The net loss in the year to March totalled $239.7 million, significantly higher than the $172.7 million lost a year earlier, on revenue of $1.36 billion, which was down from $1.42 billion a year earlier. The main factor in the latest loss was the $314 million write-down of asset values in the wake of the downturn in the resources sector.
If the write-offs, restructuring and other one-off charges are put to one side then the underlying profit for the year stood at $99.5 million which was down from $135.4 million earned a year earlier.
However investor sentiment was hit by the comment by the company it will take at least another three months for its energy unit to return to break even, after group-wide losses for the past two years have topped $400 million.

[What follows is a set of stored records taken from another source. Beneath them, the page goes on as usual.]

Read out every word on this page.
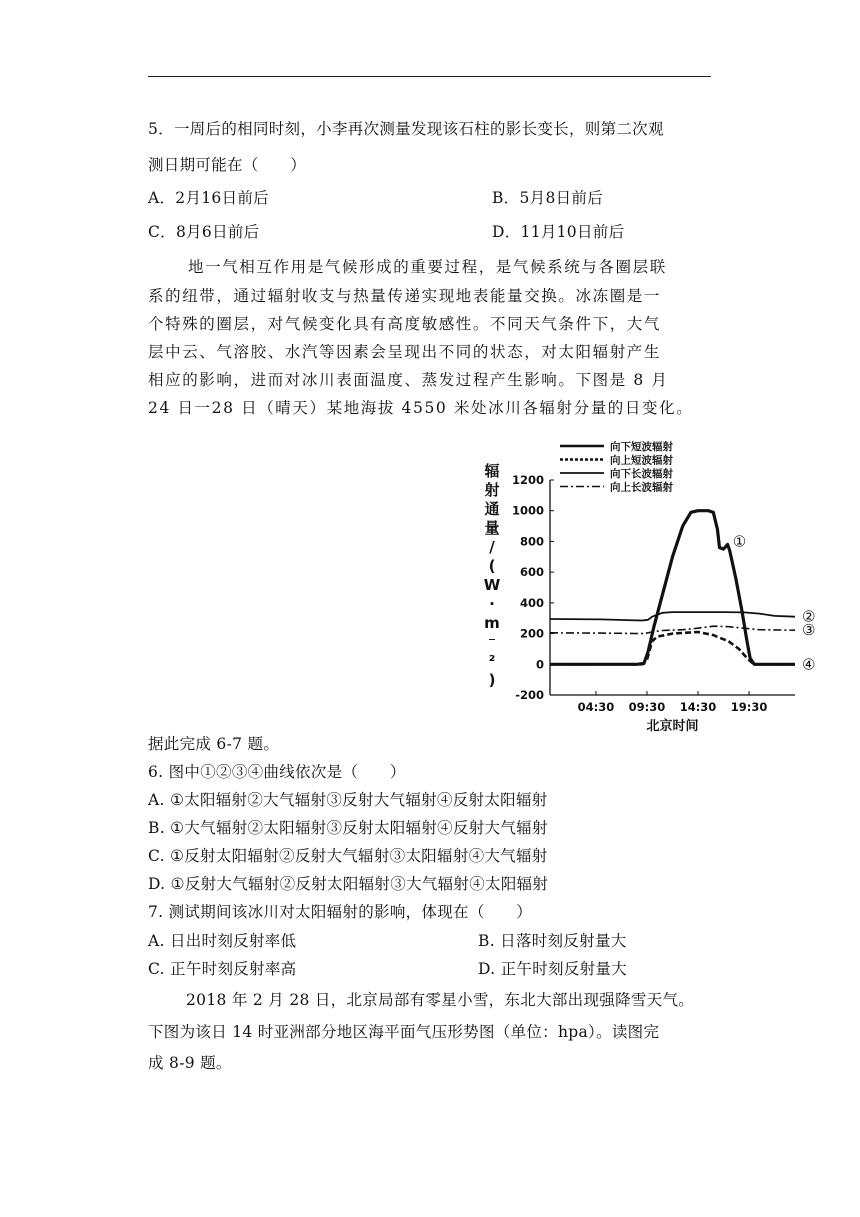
5．一周后的相同时刻，小李再次测量发现该石柱的影长变长，则第二次观
测日期可能在（　　）
A．2月16日前后	B．5月8日前后
C．8月6日前后	D．11月10日前后
地一气相互作用是气候形成的重要过程，是气候系统与各圈层联
系的纽带，通过辐射收支与热量传递实现地表能量交换。冰冻圈是一
个特殊的圈层，对气候变化具有高度敏感性。不同天气条件下，大气
层中云、气溶胶、水汽等因素会呈现出不同的状态，对太阳辐射产生
相应的影响，进而对冰川表面温度、蒸发过程产生影响。下图是 8 月
24 日一28 日（晴天）某地海拔 4550 米处冰川各辐射分量的日变化。
向下短波辐射
向上短波辐射
向下长波辐射
向上长波辐射
辐射通量/ ( W · m ⁻ ² )
-200
0
200
400
600
800
1000
1200
04:30 09:30 14:30 19:30
①
④
②
③
北京时间
据此完成 6-7 题。
6. 图中①②③④曲线依次是（　　）
A. ①太阳辐射②大气辐射③反射大气辐射④反射太阳辐射
B. ①大气辐射②太阳辐射③反射太阳辐射④反射大气辐射
C. ①反射太阳辐射②反射大气辐射③太阳辐射④大气辐射
D. ①反射大气辐射②反射太阳辐射③大气辐射④太阳辐射
7. 测试期间该冰川对太阳辐射的影响，体现在（　　）
A. 日出时刻反射率低	B. 日落时刻反射量大
C. 正午时刻反射率高	D. 正午时刻反射量大
2018 年 2 月 28 日，北京局部有零星小雪，东北大部出现强降雪天气。
下图为该日 14 时亚洲部分地区海平面气压形势图（单位：hpa）。读图完
成 8-9 题。
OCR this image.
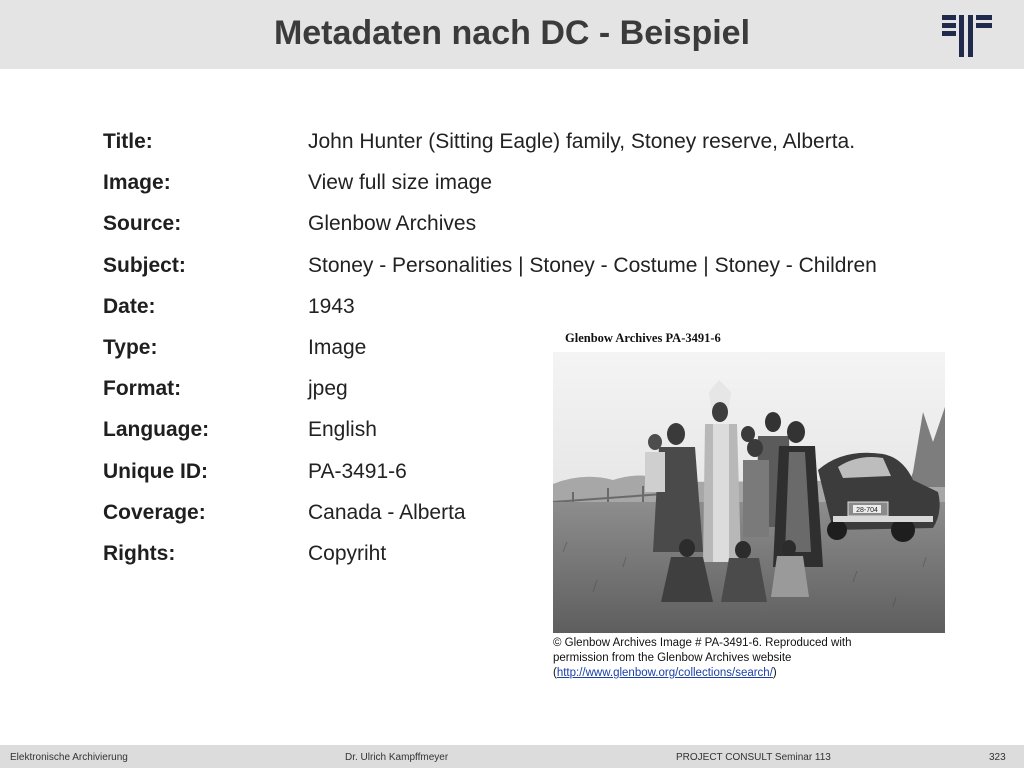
Metadaten nach DC - Beispiel
Title:	John Hunter (Sitting Eagle) family, Stoney reserve, Alberta.
Image:	View full size image
Source:	Glenbow Archives
Subject:	Stoney - Personalities | Stoney - Costume | Stoney - Children
Date:	1943
Type:	Image
Format:	jpeg
Language:	English
Unique ID:	PA-3491-6
Coverage:	Canada - Alberta
Rights:	Copyriht
Glenbow Archives PA-3491-6
28-704
© Glenbow Archives Image # PA-3491-6. Reproduced with
permission from the Glenbow Archives website
(http://www.glenbow.org/collections/search/)
Elektronische Archivierung	Dr. Ulrich Kampffmeyer	PROJECT CONSULT Seminar 113	323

On Monday and Tuesday, its shares fell a combined 10 per cent to last trade at $4.05, well clear of Tuesday's low of $3.80.
The company raised $325 million from shareholders late last year to repay bank borrowings and to give it the firepower to fund acquisitions in the life sciences sector. Those shares were issued at $3.35 each.
Shares in the company have long been popular with both small investors along with small cap fund managers as it built a global presence in the laboratory testing sector.
Analysts downgraded their forecasts for the group's outlook on its poor results, with Morningstar assessing the 'fair value' of ALS shares to be just $3.
But despite the pressures on its oil and gas testing operations, which are still losing money, ALS has $280 million in kitty to fund acquisitions in the 'life sciences' sector, eyeing food testing services and the like. However it has missed out on recent acquisition targets as rivals were willing to pay more than it would.